Bereits Anfang Juni 1920 folgte jedoch die sowjetische Gegenoffensive, die von der Roten Armee nun tatsächlich mit umfangreicher Unterstützung zaristischer Offiziere und unter der Parole der Rettung des Vaterlands geführt werden konnte. Wenn es auf polnischer Seite Weltmachtambitionen gegeben haben sollte, auch auf der Gegenseite fehlten sie nicht. In einem Brief an Lenin vom 12. Juni 1920 erörterte Josef Stalin bereits die Problematik der künftigen Außenbeziehungen zwischen der Sowjetunion und „Sowjetpolen“, „Sowjetungarn“ und „Sowjetdeutschland“. Im Juli sahen sich die polnischen Delegierten auf der damals gerade stattfindenden internationalen Konferenz im belgischen Spa, die eigentlich nur die Höhe von deutschen Reparationszahlungen festlegen sollte, scharfer Kritik für die Politik ihrer Regierung ausgesetzt.

Wenn die sowjetische Offensive tatsächlich erfolgreich verlaufen sollte, würde Deutschland als Zahler genauso ausfallen wie Rußland und die Versailler Ordnung vollständig in Frage stehen. Möglicherweise konnte Deutschland in der gegenwärtigen Situation Maßnahmen ergreifen, um eine Revisionspolitik gegenüber den bisher in bezug auf Polen gefallenen Entscheidungen zu betreiben. Militärische Mittel, reguläre wie irreguläre, standen dafür noch zur Verfügung. Vielleicht war sogar Polens Existenz insgesamt gefährdet. 

Das polnische Imperium blieb eine Vision

Am Ende rettete sich die Republik im März 1921 durch französische Unterstützung in den „Frieden von Riga“, der lediglich Teile der Ukraine und Weißrußlands bei der polnischen Republik beließ. Ideologisch gesehen schuf dies neue Mythen, hatten doch polnische Streitkräfte im „Wunder an der Weichsel“ die gottlose Weltrevolution aufgehalten. Territorial gesehen genügte das Ergebnis den eigenen Ansprüchen nicht.
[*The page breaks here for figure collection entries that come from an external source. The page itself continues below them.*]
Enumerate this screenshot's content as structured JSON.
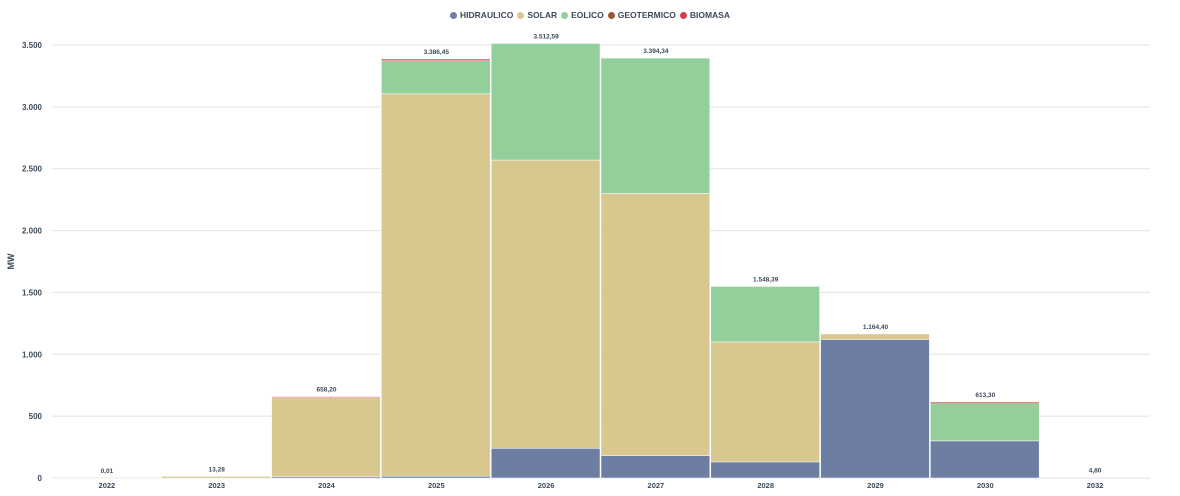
{
  "chart_data": {
    "type": "bar",
    "stacked": true,
    "title": "",
    "xlabel": "",
    "ylabel": "MW",
    "ylim": [
      0,
      3500
    ],
    "yticks": [
      0,
      500,
      1000,
      1500,
      2000,
      2500,
      3000,
      3500
    ],
    "ytick_labels": [
      "0",
      "500",
      "1.000",
      "1.500",
      "2.000",
      "2.500",
      "3.000",
      "3.500"
    ],
    "grid": true,
    "legend_position": "top-center",
    "categories": [
      "2022",
      "2023",
      "2024",
      "2025",
      "2026",
      "2027",
      "2028",
      "2029",
      "2030",
      "2032"
    ],
    "totals": [
      0.01,
      13.28,
      658.2,
      3386.45,
      3512.59,
      3394.34,
      1548.39,
      1164.4,
      613.3,
      4.8
    ],
    "total_labels": [
      "0,01",
      "13,28",
      "658,20",
      "3.386,45",
      "3.512,59",
      "3.394,34",
      "1.548,39",
      "1.164,40",
      "613,30",
      "4,80"
    ],
    "series": [
      {
        "name": "HIDRAULICO",
        "color": "#6e7ea3",
        "values": [
          0,
          0,
          10,
          15,
          240,
          180,
          130,
          1120,
          300,
          4.8
        ]
      },
      {
        "name": "SOLAR",
        "color": "#d8c88f",
        "values": [
          0.01,
          13.28,
          640,
          3090,
          2330,
          2120,
          970,
          44.4,
          0,
          0
        ]
      },
      {
        "name": "EOLICO",
        "color": "#93cf9a",
        "values": [
          0,
          0,
          0,
          268,
          942.59,
          1094.34,
          448.39,
          0,
          300,
          0
        ]
      },
      {
        "name": "GEOTERMICO",
        "color": "#a0522d",
        "values": [
          0,
          0,
          0,
          0,
          0,
          0,
          0,
          0,
          13.3,
          0
        ]
      },
      {
        "name": "BIOMASA",
        "color": "#d0404a",
        "values": [
          0,
          0,
          8.2,
          13.45,
          0,
          0,
          0,
          0,
          0,
          0
        ]
      }
    ]
  }
}
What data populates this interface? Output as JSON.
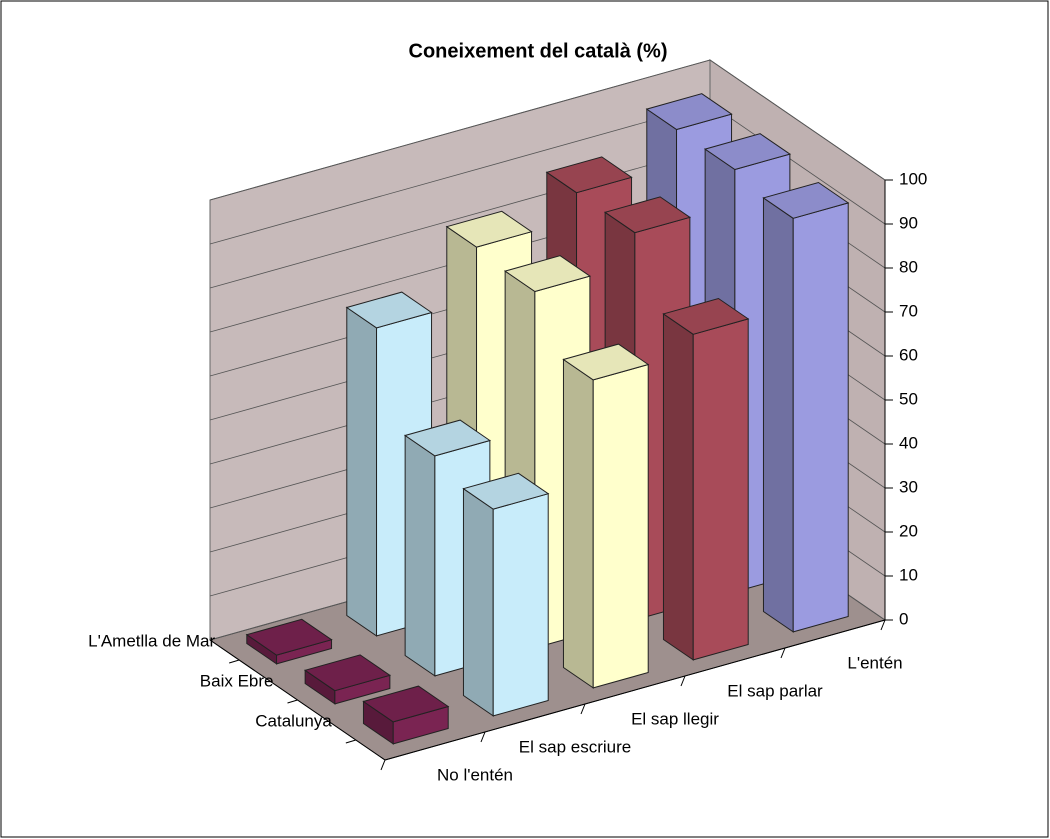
{
  "chart_data": {
    "type": "bar3d",
    "title": "Coneixement del català (%)",
    "categories": [
      "No l'entén",
      "El sap escriure",
      "El sap llegir",
      "El sap parlar",
      "L'entén"
    ],
    "colors": [
      "#7a2452",
      "#c8ecfa",
      "#ffffcc",
      "#a84b59",
      "#9b9be0"
    ],
    "series": [
      {
        "name": "L'Ametlla de Mar",
        "values": [
          2,
          70,
          82,
          88,
          96
        ]
      },
      {
        "name": "Baix Ebre",
        "values": [
          3,
          50,
          81,
          88,
          96
        ]
      },
      {
        "name": "Catalunya",
        "values": [
          5,
          47,
          70,
          74,
          94
        ]
      }
    ],
    "ylim": [
      0,
      100
    ],
    "yticks": [
      0,
      10,
      20,
      30,
      40,
      50,
      60,
      70,
      80,
      90,
      100
    ],
    "grid": true
  }
}
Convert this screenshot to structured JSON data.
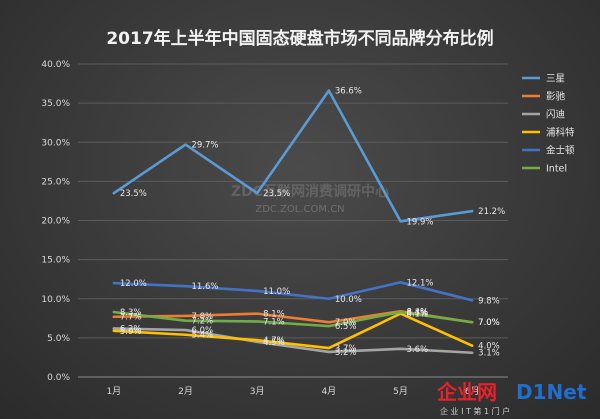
{
  "chart_data": {
    "type": "line",
    "title": "2017年上半年中国固态硬盘市场不同品牌分布比例",
    "categories": [
      "1月",
      "2月",
      "3月",
      "4月",
      "5月",
      "6月"
    ],
    "ylim": [
      0,
      40
    ],
    "yticks": [
      "0.0%",
      "5.0%",
      "10.0%",
      "15.0%",
      "20.0%",
      "25.0%",
      "30.0%",
      "35.0%",
      "40.0%"
    ],
    "grid": true,
    "legend_position": "right",
    "series": [
      {
        "name": "三星",
        "color": "#5b9bd5",
        "values": [
          23.5,
          29.7,
          23.5,
          36.6,
          19.9,
          21.2
        ],
        "labels": [
          "23.5%",
          "29.7%",
          "23.5%",
          "36.6%",
          "19.9%",
          "21.2%"
        ]
      },
      {
        "name": "影驰",
        "color": "#ed7d31",
        "values": [
          7.7,
          7.8,
          8.1,
          7.0,
          8.4,
          7.0
        ],
        "labels": [
          "7.7%",
          "7.8%",
          "8.1%",
          "7.0%",
          "8.4%",
          "7.0%"
        ]
      },
      {
        "name": "闪迪",
        "color": "#a5a5a5",
        "values": [
          6.2,
          6.0,
          4.5,
          3.2,
          3.6,
          3.1
        ],
        "labels": [
          "6.2%",
          "6.0%",
          "4.5%",
          "3.2%",
          "3.6%",
          "3.1%"
        ]
      },
      {
        "name": "浦科特",
        "color": "#ffc000",
        "values": [
          5.9,
          5.4,
          4.7,
          3.7,
          8.1,
          4.0
        ],
        "labels": [
          "5.9%",
          "5.4%",
          "4.7%",
          "3.7%",
          "8.1%",
          "4.0%"
        ]
      },
      {
        "name": "金士顿",
        "color": "#4472c4",
        "values": [
          12.0,
          11.6,
          11.0,
          10.0,
          12.1,
          9.8
        ],
        "labels": [
          "12.0%",
          "11.6%",
          "11.0%",
          "10.0%",
          "12.1%",
          "9.8%"
        ]
      },
      {
        "name": "Intel",
        "color": "#70ad47",
        "values": [
          8.3,
          7.2,
          7.1,
          6.5,
          8.3,
          7.0
        ],
        "labels": [
          "8.3%",
          "7.2%",
          "7.1%",
          "6.5%",
          "8.3%",
          "7.0%"
        ]
      }
    ]
  },
  "watermark": {
    "main": "ZDC互联网消费调研中心",
    "url": "ZDC.ZOL.COM.CN"
  },
  "logo": {
    "part1": "企业网",
    "part2": "D1Net",
    "sub": "企 业 I T 第 1 门 户"
  }
}
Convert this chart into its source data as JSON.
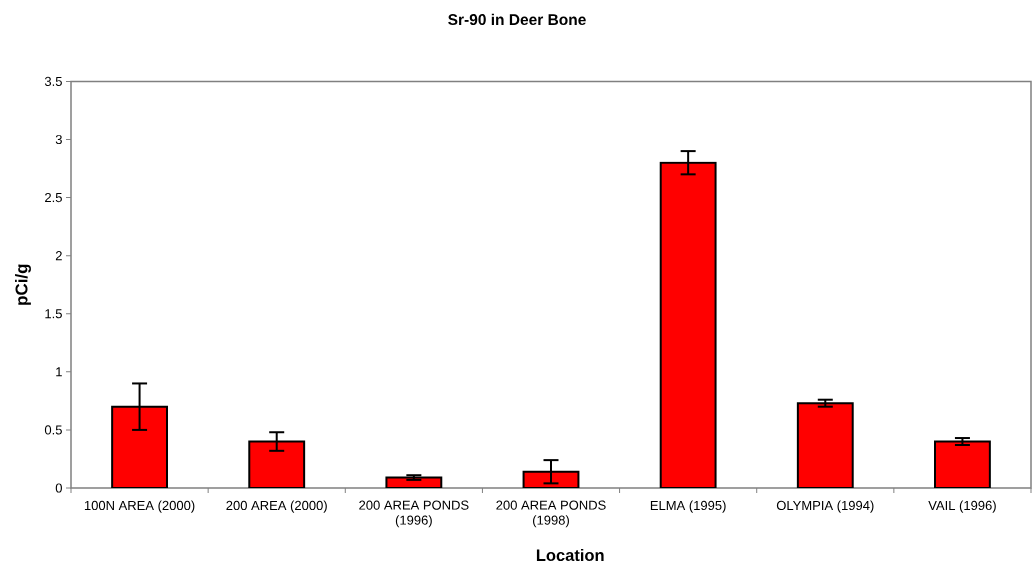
{
  "chart_data": {
    "type": "bar",
    "title": "Sr-90 in Deer Bone",
    "xlabel": "Location",
    "ylabel": "pCi/g",
    "categories": [
      "100N AREA (2000)",
      "200 AREA (2000)",
      "200 AREA PONDS (1996)",
      "200 AREA PONDS (1998)",
      "ELMA (1995)",
      "OLYMPIA (1994)",
      "VAIL (1996)"
    ],
    "values": [
      0.7,
      0.4,
      0.09,
      0.14,
      2.8,
      0.73,
      0.4
    ],
    "errors": [
      0.2,
      0.08,
      0.02,
      0.1,
      0.1,
      0.03,
      0.03
    ],
    "color": "#ff0000",
    "ylim": [
      0,
      3.5
    ],
    "yticks": [
      0,
      0.5,
      1,
      1.5,
      2,
      2.5,
      3,
      3.5
    ]
  }
}
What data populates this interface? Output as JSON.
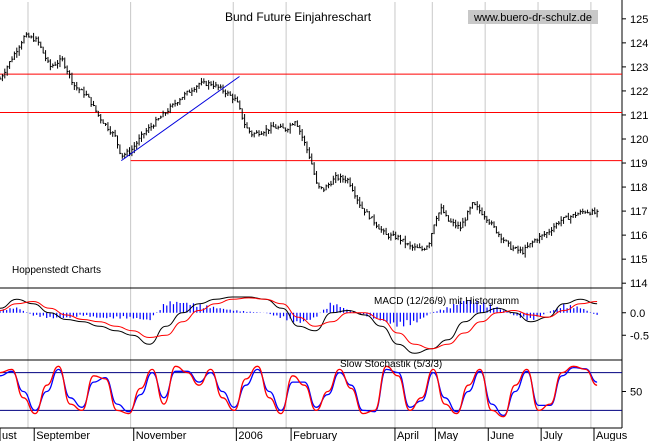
{
  "chart_data": [
    {
      "type": "line",
      "subtype": "ohlc-bars",
      "title": "Bund Future Einjahreschart",
      "watermark": "www.buero-dr-schulz.de",
      "annotation": "Hoppenstedt Charts",
      "y_ticks": [
        "125",
        "124",
        "123",
        "122",
        "121",
        "120",
        "119",
        "118",
        "117",
        "116",
        "115",
        "114"
      ],
      "ylim": [
        113.8,
        125.7
      ],
      "support_resistance": [
        122.7,
        121.1,
        119.1
      ],
      "trendline": [
        {
          "x": 0.195,
          "y": 119.1
        },
        {
          "x": 0.385,
          "y": 122.6
        }
      ],
      "x": [
        0.0,
        0.02,
        0.04,
        0.06,
        0.08,
        0.1,
        0.12,
        0.14,
        0.16,
        0.185,
        0.195,
        0.21,
        0.23,
        0.25,
        0.27,
        0.29,
        0.305,
        0.32,
        0.34,
        0.36,
        0.38,
        0.395,
        0.405,
        0.42,
        0.44,
        0.46,
        0.475,
        0.49,
        0.5,
        0.51,
        0.52,
        0.54,
        0.56,
        0.58,
        0.6,
        0.62,
        0.64,
        0.66,
        0.68,
        0.69,
        0.7,
        0.71,
        0.72,
        0.74,
        0.76,
        0.78,
        0.8,
        0.82,
        0.84,
        0.86,
        0.88,
        0.9,
        0.92,
        0.94,
        0.96
      ],
      "close": [
        122.5,
        123.4,
        124.3,
        124.1,
        123.0,
        123.3,
        122.2,
        121.8,
        120.9,
        120.1,
        119.3,
        119.5,
        120.2,
        120.7,
        121.2,
        121.7,
        122.0,
        122.3,
        122.3,
        122.0,
        121.6,
        120.5,
        120.2,
        120.3,
        120.5,
        120.4,
        120.8,
        119.8,
        119.1,
        118.0,
        117.9,
        118.4,
        118.3,
        117.2,
        116.6,
        116.0,
        115.9,
        115.5,
        115.4,
        115.7,
        116.7,
        117.1,
        116.6,
        116.3,
        117.3,
        116.8,
        116.1,
        115.5,
        115.3,
        115.8,
        116.1,
        116.6,
        116.8,
        117.0,
        116.9
      ]
    },
    {
      "type": "line",
      "title": "MACD (12/26/9) mit Histogramm",
      "y_ticks": [
        "0.0",
        "-0.5"
      ],
      "ylim": [
        -1.05,
        0.55
      ],
      "series": [
        {
          "color": "#000000",
          "values": [
            0.1,
            0.3,
            0.2,
            0.0,
            -0.15,
            -0.2,
            -0.3,
            -0.4,
            -0.5,
            -0.7,
            -0.3,
            0.0,
            0.2,
            0.3,
            0.35,
            0.35,
            0.3,
            0.1,
            -0.3,
            -0.4,
            0.0,
            0.05,
            -0.05,
            -0.3,
            -0.7,
            -0.9,
            -0.8,
            -0.6,
            -0.2,
            0.0,
            0.1,
            0.0,
            -0.2,
            -0.1,
            0.2,
            0.3,
            0.2
          ]
        },
        {
          "color": "#ff0000",
          "values": [
            0.05,
            0.2,
            0.25,
            0.1,
            -0.05,
            -0.15,
            -0.2,
            -0.3,
            -0.4,
            -0.55,
            -0.5,
            -0.2,
            0.05,
            0.2,
            0.3,
            0.33,
            0.3,
            0.2,
            -0.1,
            -0.3,
            -0.2,
            0.0,
            0.0,
            -0.15,
            -0.45,
            -0.7,
            -0.8,
            -0.7,
            -0.45,
            -0.2,
            0.0,
            0.05,
            -0.05,
            -0.1,
            0.05,
            0.2,
            0.25
          ]
        },
        {
          "color": "#0000ff",
          "values": [
            0.05,
            0.1,
            -0.05,
            -0.1,
            -0.1,
            -0.05,
            -0.1,
            -0.1,
            -0.1,
            -0.15,
            0.2,
            0.2,
            0.15,
            0.1,
            0.05,
            0.02,
            0.0,
            -0.1,
            -0.2,
            -0.1,
            0.2,
            0.05,
            -0.05,
            -0.15,
            -0.25,
            -0.2,
            0.0,
            0.1,
            0.25,
            0.2,
            0.1,
            -0.05,
            -0.15,
            0.0,
            0.15,
            0.1,
            -0.05
          ]
        }
      ]
    },
    {
      "type": "line",
      "title": "Slow Stochastik (5/3/3)",
      "y_ticks": [
        "50"
      ],
      "ylim": [
        0,
        100
      ],
      "levels": [
        80,
        20
      ],
      "series": [
        {
          "color": "#ff0000",
          "values": [
            80,
            85,
            40,
            15,
            60,
            90,
            30,
            20,
            75,
            70,
            20,
            15,
            55,
            85,
            30,
            90,
            80,
            60,
            85,
            40,
            20,
            70,
            90,
            40,
            15,
            75,
            60,
            20,
            50,
            85,
            55,
            15,
            20,
            90,
            75,
            20,
            40,
            85,
            30,
            15,
            60,
            85,
            20,
            10,
            60,
            85,
            20,
            30,
            80,
            90,
            85,
            60
          ]
        },
        {
          "color": "#0000ff",
          "values": [
            75,
            82,
            50,
            20,
            50,
            85,
            40,
            25,
            65,
            72,
            30,
            18,
            45,
            80,
            40,
            82,
            82,
            65,
            80,
            50,
            25,
            60,
            85,
            50,
            20,
            65,
            65,
            25,
            45,
            80,
            60,
            20,
            18,
            85,
            80,
            25,
            35,
            80,
            40,
            18,
            50,
            82,
            30,
            12,
            50,
            82,
            28,
            28,
            75,
            88,
            86,
            65
          ]
        }
      ]
    }
  ],
  "x_axis": {
    "labels": [
      "ust",
      "September",
      "November",
      "2006",
      "February",
      "April",
      "May",
      "June",
      "July",
      "Augus"
    ]
  }
}
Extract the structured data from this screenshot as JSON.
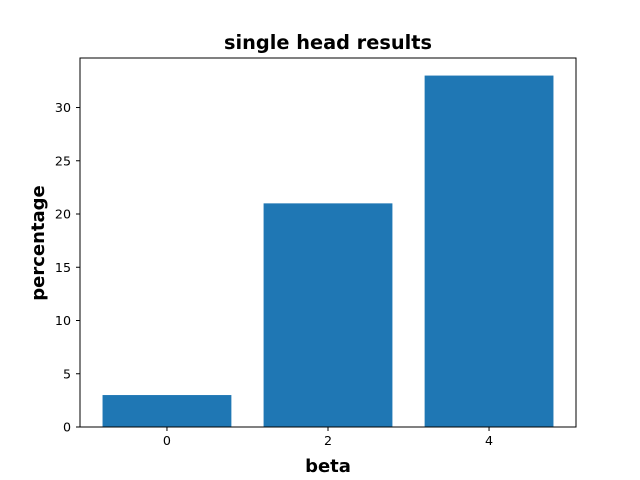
{
  "chart_data": {
    "type": "bar",
    "title": "single head results",
    "xlabel": "beta",
    "ylabel": "percentage",
    "categories": [
      "0",
      "2",
      "4"
    ],
    "values": [
      3,
      21,
      33
    ],
    "yticks": [
      "0",
      "5",
      "10",
      "15",
      "20",
      "25",
      "30"
    ],
    "ylim": [
      0,
      34.65
    ],
    "grid": false,
    "bar_color": "#1f77b4"
  }
}
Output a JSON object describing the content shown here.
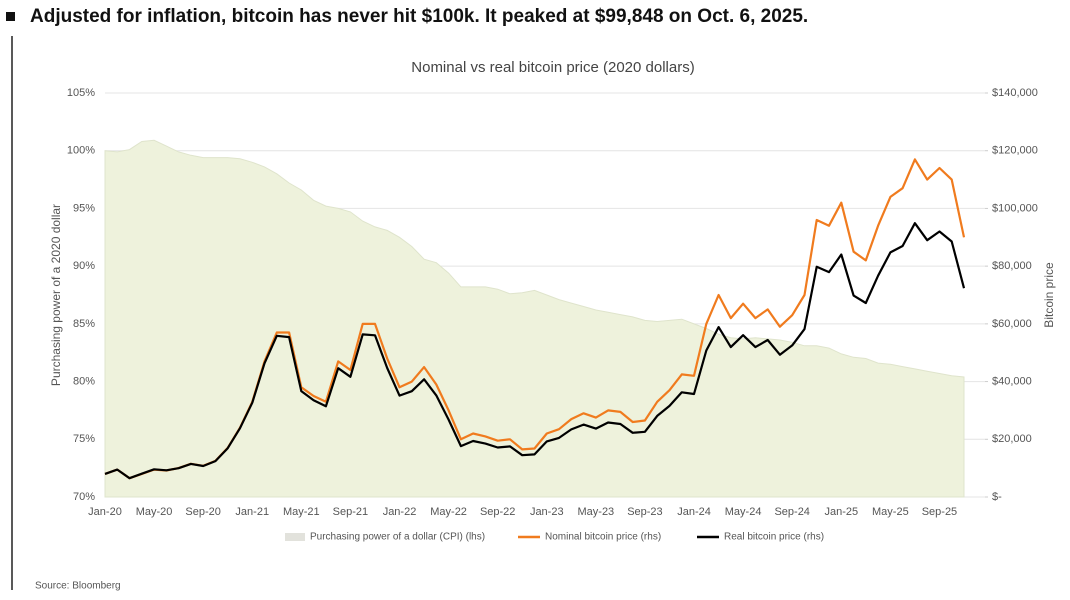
{
  "chart_data": {
    "type": "line",
    "title": "Adjusted for inflation, bitcoin has never hit $100k. It peaked at $99,848 on Oct. 6, 2025.",
    "subtitle": "Nominal vs real bitcoin price (2020 dollars)",
    "y_label": "Purchasing power of a 2020 dollar",
    "y2_label": "Bitcoin price",
    "source": "Source: Bloomberg",
    "categories": [
      "Jan-20",
      null,
      null,
      null,
      "May-20",
      null,
      null,
      null,
      "Sep-20",
      null,
      null,
      null,
      "Jan-21",
      null,
      null,
      null,
      "May-21",
      null,
      null,
      null,
      "Sep-21",
      null,
      null,
      null,
      "Jan-22",
      null,
      null,
      null,
      "May-22",
      null,
      null,
      null,
      "Sep-22",
      null,
      null,
      null,
      "Jan-23",
      null,
      null,
      null,
      "May-23",
      null,
      null,
      null,
      "Sep-23",
      null,
      null,
      null,
      "Jan-24",
      null,
      null,
      null,
      "May-24",
      null,
      null,
      null,
      "Sep-24",
      null,
      null,
      null,
      "Jan-25",
      null,
      null,
      null,
      "May-25",
      null,
      null,
      null,
      "Sep-25",
      null,
      null
    ],
    "ylim": [
      70,
      105
    ],
    "yticks": [
      {
        "value": 70,
        "label": "70%"
      },
      {
        "value": 75,
        "label": "75%"
      },
      {
        "value": 80,
        "label": "80%"
      },
      {
        "value": 85,
        "label": "85%"
      },
      {
        "value": 90,
        "label": "90%"
      },
      {
        "value": 95,
        "label": "95%"
      },
      {
        "value": 100,
        "label": "100%"
      },
      {
        "value": 105,
        "label": "105%"
      }
    ],
    "y2lim": [
      0,
      140000
    ],
    "y2ticks": [
      {
        "value": 0,
        "label": "$-"
      },
      {
        "value": 20000,
        "label": "$20,000"
      },
      {
        "value": 40000,
        "label": "$40,000"
      },
      {
        "value": 60000,
        "label": "$60,000"
      },
      {
        "value": 80000,
        "label": "$80,000"
      },
      {
        "value": 100000,
        "label": "$100,000"
      },
      {
        "value": 120000,
        "label": "$120,000"
      },
      {
        "value": 140000,
        "label": "$140,000"
      }
    ],
    "grid": true,
    "series": [
      {
        "name": "Purchasing power of a dollar (CPI) (lhs)",
        "type": "area",
        "color": "#eef2dc",
        "values": [
          100.0,
          99.9,
          100.1,
          100.8,
          100.9,
          100.4,
          99.9,
          99.6,
          99.4,
          99.4,
          99.4,
          99.3,
          99.0,
          98.6,
          98.0,
          97.2,
          96.6,
          95.7,
          95.2,
          95.0,
          94.7,
          93.9,
          93.4,
          93.1,
          92.5,
          91.7,
          90.6,
          90.3,
          89.4,
          88.2,
          88.2,
          88.2,
          88.0,
          87.6,
          87.7,
          87.9,
          87.5,
          87.1,
          86.8,
          86.5,
          86.2,
          86.0,
          85.8,
          85.6,
          85.3,
          85.2,
          85.3,
          85.4,
          85.0,
          84.6,
          84.1,
          83.8,
          83.7,
          83.8,
          83.7,
          83.6,
          83.4,
          83.1,
          83.1,
          82.9,
          82.4,
          82.1,
          82.0,
          81.6,
          81.5,
          81.3,
          81.1,
          80.9,
          80.7,
          80.5,
          80.4
        ]
      },
      {
        "name": "Nominal bitcoin price (rhs)",
        "type": "line",
        "axis": "y2",
        "color": "#f07b1e",
        "values": [
          8000,
          9500,
          6500,
          8000,
          9500,
          9200,
          10000,
          11500,
          10800,
          12500,
          17000,
          24000,
          33000,
          47000,
          57000,
          57000,
          38000,
          35000,
          33000,
          47000,
          44000,
          60000,
          60000,
          48000,
          38000,
          40000,
          45000,
          39000,
          30000,
          20000,
          22000,
          21000,
          19500,
          20000,
          16500,
          16800,
          22000,
          23500,
          27000,
          29000,
          27500,
          30000,
          29500,
          26000,
          26500,
          33000,
          37000,
          42500,
          42000,
          60000,
          70000,
          62000,
          67000,
          62000,
          65000,
          59000,
          63000,
          70000,
          96000,
          94000,
          102000,
          85000,
          82000,
          94000,
          104000,
          107000,
          117000,
          110000,
          114000,
          110000,
          90000
        ]
      },
      {
        "name": "Real bitcoin price (rhs)",
        "type": "line",
        "axis": "y2",
        "color": "#000000",
        "values": [
          8000,
          9490,
          6507,
          8064,
          9586,
          9237,
          9990,
          11454,
          10735,
          12425,
          16898,
          23832,
          32670,
          46342,
          55860,
          55404,
          36708,
          33495,
          31416,
          44650,
          41668,
          56340,
          56040,
          44688,
          35150,
          36680,
          40770,
          35217,
          26820,
          17640,
          19404,
          18522,
          17160,
          17520,
          14471,
          14767,
          19250,
          20469,
          23436,
          25085,
          23705,
          25800,
          25311,
          22256,
          22605,
          28116,
          31561,
          36295,
          35700,
          50760,
          58870,
          51956,
          56079,
          51956,
          54405,
          49324,
          52542,
          58170,
          79776,
          77926,
          84048,
          69785,
          67240,
          76704,
          84760,
          86991,
          94887,
          88990,
          91998,
          88550,
          72360
        ]
      }
    ]
  }
}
Letztlich blieb das polnische Projekt eines unmittelbar aus dem Ersten Weltkrieg hervorgehenden polnischen Imperiums unvollendet. Das „Intermarium“, also ein Polen vom Schwarzen Meer bis zur Ostsee, blieb eine Vision. Der polnische Zugang zum Meer war vorerst auf den schmalen Küstenstreifen Westpreußens beschränkt, nachdem sich auch Litauen keiner polnischen Oberhoheit unterwerfen wollte. Pilsudski ließ zwar die proklamierte litauische Hauptstadt Wilna besetzen, ging aber nicht weiter vor.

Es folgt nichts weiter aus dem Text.